Il la suivit, il voyait à quel point elle était affectée par l’état de santé de Chris. Ce n’était pas un simple garde du corps, il le savait et il avait été prévenu de la relation particulière qu’ils avaient, mais le voir et le constater de ses propres yeux était different. Il ne pensait pas que cela ne le laisserait pas indifférent.
Il ignorait si c’était la tristesse d’Alexandra qui le rendait si émotif ou l’inquiètude qu’elle avait pour Chris. Quoi qu’il en soit, il avait cette présence désagréable au creux de sa poitrine qui ne semblait pas près de disparaître.
Inconsciemment, il rattrapa Alexandra, sans savoir réellement ce qu’il voulait faire, son corps bougea de lui-même, il lui attrapa la main, la forcant à s’arrêter et se retourner dans sa direction.

Les yeux rouges, mouillés, elle le regarda, le suppliant de la laisser libérer ses glandes lacrimales dans un lieu sans aucun témoin.

Son coeur se resserra dans sa poitrine, il ne pouvait pas la laisser seule avec son chagrin.
Pourquoi était-elle aussi inquiète alors que Chris était juste malade ? Sa vie n’était pas en danger. Il ne comprenait pas.

— Alexandra… tu n’as pas à t’isoler. Sache que je suis là, si tu as besoin d’une épaule… Chris va aller mieux, il a juste besoin de repos.
— Je sais… je le sais… c’est idiot de ma part… je ne peux pas m’empêcher de…

Les larmes roulèrent sur ses joues et elle essaya de les essuyer avec sa main libre.
Gabriel la tira vers lui, la serrant dans ses bras et elle ne put se retenir plus, la chaleur et le réconfort de Gabriel la toucha et elle se laissa aller en pleurant sur son torse.

— Je… je suis désolée… je sais que ce n’est pas grave mais… je le vois rarement malade et son état me rappelle la fois où il était gravement blessé… c’est stupide n’est-ce pas ?… Cette fois-là, j’ai cru qu’il allait mourir et c’était ma faute.
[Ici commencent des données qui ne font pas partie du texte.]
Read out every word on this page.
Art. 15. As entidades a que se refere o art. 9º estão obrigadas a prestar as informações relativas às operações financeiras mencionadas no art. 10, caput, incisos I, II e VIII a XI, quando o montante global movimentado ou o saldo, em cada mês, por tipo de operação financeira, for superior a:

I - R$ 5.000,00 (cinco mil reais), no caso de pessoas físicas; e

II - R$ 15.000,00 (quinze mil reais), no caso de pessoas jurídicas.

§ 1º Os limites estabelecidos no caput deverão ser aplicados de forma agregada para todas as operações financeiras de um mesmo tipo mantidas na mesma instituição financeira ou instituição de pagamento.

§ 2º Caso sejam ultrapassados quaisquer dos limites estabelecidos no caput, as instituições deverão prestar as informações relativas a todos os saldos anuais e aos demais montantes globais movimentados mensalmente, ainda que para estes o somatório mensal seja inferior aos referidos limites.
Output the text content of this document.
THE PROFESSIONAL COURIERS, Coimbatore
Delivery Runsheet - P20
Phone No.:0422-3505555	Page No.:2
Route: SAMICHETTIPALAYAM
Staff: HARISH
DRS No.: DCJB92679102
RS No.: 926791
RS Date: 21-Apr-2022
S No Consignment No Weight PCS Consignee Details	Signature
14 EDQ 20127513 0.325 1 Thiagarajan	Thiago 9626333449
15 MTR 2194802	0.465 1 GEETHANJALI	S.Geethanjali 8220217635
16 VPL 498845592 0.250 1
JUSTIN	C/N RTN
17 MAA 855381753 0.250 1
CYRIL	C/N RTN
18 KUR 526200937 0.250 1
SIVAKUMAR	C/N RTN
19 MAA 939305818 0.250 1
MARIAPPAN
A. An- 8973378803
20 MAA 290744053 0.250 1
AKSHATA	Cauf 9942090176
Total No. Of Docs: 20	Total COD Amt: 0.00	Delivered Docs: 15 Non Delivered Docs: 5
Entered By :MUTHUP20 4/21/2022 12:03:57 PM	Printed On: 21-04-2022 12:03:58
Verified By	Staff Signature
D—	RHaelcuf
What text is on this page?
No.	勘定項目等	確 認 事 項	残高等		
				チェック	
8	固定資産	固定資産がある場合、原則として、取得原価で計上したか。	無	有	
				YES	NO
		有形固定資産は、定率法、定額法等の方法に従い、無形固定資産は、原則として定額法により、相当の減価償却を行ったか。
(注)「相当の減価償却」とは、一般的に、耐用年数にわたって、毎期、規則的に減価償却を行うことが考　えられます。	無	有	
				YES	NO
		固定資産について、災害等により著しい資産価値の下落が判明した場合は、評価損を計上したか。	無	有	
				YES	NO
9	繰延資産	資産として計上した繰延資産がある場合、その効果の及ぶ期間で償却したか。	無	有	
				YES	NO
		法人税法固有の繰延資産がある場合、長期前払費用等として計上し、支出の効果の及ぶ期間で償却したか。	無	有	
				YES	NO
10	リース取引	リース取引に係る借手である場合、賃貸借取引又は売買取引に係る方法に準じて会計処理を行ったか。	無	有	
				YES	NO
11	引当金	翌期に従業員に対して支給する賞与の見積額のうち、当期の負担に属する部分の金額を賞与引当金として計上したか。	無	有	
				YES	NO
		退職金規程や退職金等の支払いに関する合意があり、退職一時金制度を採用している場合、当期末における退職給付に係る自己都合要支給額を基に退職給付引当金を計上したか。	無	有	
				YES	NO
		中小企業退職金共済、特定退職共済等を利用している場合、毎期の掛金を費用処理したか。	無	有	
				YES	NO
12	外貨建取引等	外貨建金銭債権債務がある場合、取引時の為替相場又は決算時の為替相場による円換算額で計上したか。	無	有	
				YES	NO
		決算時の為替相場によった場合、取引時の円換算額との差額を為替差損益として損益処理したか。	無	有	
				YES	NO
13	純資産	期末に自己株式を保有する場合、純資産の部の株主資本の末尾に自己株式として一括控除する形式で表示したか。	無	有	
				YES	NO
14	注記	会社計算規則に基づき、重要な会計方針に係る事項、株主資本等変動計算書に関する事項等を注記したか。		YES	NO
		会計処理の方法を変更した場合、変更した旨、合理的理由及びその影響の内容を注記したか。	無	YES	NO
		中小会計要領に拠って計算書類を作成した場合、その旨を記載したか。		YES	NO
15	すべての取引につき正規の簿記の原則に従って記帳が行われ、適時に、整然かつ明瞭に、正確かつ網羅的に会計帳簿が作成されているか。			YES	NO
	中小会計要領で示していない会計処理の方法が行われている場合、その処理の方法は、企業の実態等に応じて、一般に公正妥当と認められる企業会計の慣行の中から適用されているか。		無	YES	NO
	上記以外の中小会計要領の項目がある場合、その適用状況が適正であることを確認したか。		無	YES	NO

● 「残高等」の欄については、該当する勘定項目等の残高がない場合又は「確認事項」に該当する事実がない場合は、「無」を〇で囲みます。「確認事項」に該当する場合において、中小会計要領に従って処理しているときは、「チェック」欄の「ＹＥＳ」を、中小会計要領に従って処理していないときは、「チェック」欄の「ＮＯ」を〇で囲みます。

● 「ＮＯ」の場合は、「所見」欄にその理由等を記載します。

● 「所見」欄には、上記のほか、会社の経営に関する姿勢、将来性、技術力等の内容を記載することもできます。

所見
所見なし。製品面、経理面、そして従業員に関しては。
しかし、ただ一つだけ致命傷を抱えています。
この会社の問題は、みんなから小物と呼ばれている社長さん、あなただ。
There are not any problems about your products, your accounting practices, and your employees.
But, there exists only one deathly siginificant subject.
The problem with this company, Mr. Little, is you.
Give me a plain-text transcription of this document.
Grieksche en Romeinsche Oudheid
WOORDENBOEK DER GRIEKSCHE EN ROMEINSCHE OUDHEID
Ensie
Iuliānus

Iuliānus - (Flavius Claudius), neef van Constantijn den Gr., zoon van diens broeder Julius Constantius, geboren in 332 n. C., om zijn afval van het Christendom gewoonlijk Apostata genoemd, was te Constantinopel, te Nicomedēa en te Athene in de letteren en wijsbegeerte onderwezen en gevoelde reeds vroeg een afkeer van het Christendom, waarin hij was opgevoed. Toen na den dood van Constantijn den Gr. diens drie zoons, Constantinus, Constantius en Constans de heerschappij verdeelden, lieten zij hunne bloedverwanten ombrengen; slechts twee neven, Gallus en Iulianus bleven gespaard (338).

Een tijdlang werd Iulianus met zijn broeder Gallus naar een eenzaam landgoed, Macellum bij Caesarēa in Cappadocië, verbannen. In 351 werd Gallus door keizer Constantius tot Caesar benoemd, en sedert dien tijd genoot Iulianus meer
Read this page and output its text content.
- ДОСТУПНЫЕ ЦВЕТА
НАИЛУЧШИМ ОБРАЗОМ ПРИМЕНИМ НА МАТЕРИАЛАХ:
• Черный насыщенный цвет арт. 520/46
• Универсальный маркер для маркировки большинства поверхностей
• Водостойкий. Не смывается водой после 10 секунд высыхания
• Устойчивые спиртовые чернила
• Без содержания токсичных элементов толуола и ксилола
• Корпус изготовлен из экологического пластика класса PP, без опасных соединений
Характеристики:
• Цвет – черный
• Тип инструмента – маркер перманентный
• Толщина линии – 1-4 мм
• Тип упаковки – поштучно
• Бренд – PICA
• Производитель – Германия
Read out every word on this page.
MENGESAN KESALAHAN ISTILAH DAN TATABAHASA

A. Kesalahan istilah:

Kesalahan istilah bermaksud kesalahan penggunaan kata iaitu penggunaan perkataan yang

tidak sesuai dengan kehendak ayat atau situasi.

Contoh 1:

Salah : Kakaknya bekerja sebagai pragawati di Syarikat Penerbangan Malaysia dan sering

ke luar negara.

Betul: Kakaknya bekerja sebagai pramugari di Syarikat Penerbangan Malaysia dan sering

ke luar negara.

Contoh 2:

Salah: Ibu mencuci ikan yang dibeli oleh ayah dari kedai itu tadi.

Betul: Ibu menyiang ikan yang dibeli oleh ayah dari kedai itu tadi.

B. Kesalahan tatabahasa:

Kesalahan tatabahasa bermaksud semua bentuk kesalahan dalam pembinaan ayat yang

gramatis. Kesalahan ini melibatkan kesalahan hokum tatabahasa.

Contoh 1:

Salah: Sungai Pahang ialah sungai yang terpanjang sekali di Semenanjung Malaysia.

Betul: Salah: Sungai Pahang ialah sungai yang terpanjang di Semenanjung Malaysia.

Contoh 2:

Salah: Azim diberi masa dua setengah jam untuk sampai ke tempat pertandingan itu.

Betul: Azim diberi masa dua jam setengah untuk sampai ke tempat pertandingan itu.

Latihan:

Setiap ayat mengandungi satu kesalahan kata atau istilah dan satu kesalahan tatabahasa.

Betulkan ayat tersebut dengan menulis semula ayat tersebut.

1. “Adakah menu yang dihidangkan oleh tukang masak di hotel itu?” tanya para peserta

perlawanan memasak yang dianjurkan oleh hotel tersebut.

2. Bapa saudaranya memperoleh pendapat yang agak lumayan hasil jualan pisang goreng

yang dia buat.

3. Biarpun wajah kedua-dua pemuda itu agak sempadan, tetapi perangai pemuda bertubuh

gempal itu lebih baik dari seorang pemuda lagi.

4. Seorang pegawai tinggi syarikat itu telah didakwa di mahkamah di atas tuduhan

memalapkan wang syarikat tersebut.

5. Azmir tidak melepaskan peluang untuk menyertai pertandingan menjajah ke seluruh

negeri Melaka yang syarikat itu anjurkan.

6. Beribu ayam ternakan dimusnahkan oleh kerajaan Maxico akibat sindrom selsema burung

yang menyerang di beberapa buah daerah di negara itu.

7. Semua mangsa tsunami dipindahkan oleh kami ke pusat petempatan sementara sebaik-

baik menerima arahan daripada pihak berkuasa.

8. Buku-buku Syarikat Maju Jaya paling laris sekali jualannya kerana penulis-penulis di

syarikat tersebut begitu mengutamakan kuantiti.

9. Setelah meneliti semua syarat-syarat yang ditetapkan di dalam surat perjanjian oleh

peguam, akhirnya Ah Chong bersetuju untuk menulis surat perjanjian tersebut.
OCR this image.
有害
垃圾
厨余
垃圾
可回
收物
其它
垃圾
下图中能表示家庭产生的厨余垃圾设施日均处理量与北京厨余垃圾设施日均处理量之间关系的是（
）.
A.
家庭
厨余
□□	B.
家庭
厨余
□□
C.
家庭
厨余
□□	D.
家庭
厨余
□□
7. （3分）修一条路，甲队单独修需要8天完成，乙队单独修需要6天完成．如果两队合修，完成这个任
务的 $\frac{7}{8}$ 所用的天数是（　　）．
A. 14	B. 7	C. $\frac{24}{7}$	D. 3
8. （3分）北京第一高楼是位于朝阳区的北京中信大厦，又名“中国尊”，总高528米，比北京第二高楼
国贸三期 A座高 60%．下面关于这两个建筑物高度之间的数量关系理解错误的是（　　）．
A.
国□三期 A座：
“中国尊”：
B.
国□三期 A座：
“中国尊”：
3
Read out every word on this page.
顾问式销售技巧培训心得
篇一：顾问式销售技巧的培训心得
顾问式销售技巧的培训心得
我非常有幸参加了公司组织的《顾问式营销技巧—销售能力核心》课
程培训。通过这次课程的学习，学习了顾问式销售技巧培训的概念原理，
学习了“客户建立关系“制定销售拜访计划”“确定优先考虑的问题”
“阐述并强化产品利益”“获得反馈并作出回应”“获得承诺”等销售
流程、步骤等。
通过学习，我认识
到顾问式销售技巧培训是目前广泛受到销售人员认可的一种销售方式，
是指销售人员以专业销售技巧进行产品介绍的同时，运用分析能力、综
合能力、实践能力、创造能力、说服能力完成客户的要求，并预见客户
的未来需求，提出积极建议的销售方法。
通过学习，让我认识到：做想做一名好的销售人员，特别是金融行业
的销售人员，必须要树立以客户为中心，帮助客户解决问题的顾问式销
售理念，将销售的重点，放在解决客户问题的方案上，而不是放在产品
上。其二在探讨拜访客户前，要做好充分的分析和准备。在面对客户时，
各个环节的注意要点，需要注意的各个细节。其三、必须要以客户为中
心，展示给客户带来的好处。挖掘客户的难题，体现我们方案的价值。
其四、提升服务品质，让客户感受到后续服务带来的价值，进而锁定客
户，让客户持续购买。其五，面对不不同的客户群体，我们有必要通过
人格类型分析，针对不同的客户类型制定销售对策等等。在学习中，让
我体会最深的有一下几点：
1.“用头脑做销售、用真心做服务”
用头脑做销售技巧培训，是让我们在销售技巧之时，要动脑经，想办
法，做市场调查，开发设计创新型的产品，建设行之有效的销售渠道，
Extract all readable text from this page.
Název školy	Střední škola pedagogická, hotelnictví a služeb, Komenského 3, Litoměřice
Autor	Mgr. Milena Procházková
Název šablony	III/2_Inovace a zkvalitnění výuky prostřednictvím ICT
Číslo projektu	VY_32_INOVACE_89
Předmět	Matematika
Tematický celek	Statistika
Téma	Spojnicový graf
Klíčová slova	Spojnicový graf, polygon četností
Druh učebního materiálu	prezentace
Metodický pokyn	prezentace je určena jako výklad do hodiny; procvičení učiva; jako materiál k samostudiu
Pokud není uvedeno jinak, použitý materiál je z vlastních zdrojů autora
Il était dans cet état à cause de moi…

*

Chrystal prit Gabriel à part pour parler en privé.
Elle avait osculté Chris et elle savait que son état n’était pas naturel. Elle lui expliqua que cela venait d’un mage de chez eux, et qu’il n’y avait aucun doute là dessus.

Gabriel prit les précautions nécessaires et sans en dire un motà Alexandra, il se rendit voir le coupable.
Le responsable de l’état de Chris n’avait aucun remords et pensait faire cela pour Gabriel, pour son profit et qu’Alexandra s’intéresse enfin à lui.
Il dut rester diplomate et lui expliquer qu’il souhaitait réussir à gagner le coeur d’Alexandraà la loyale.
Sans le vexer, et heureusement, il fut compréhensif
Il proposa de faire mourir Chris d’une mort qui paraîtrait naturelle aux yeux des autres, en ayant pour complice Chrystal et Gabriel mais il refusa catégoriquement.

Chris reprit connaissance dans les heures qui suivirent et Alexandra pleura de joie.
Gabriel les laissa. Il ne voulait pas la voir triste et il était satisfait de son choix. Son bonheur faisait le sien. Il aurait préféré que ces émotions lui soient directement adressées mais il ne pouvait pas forcer les sentiments.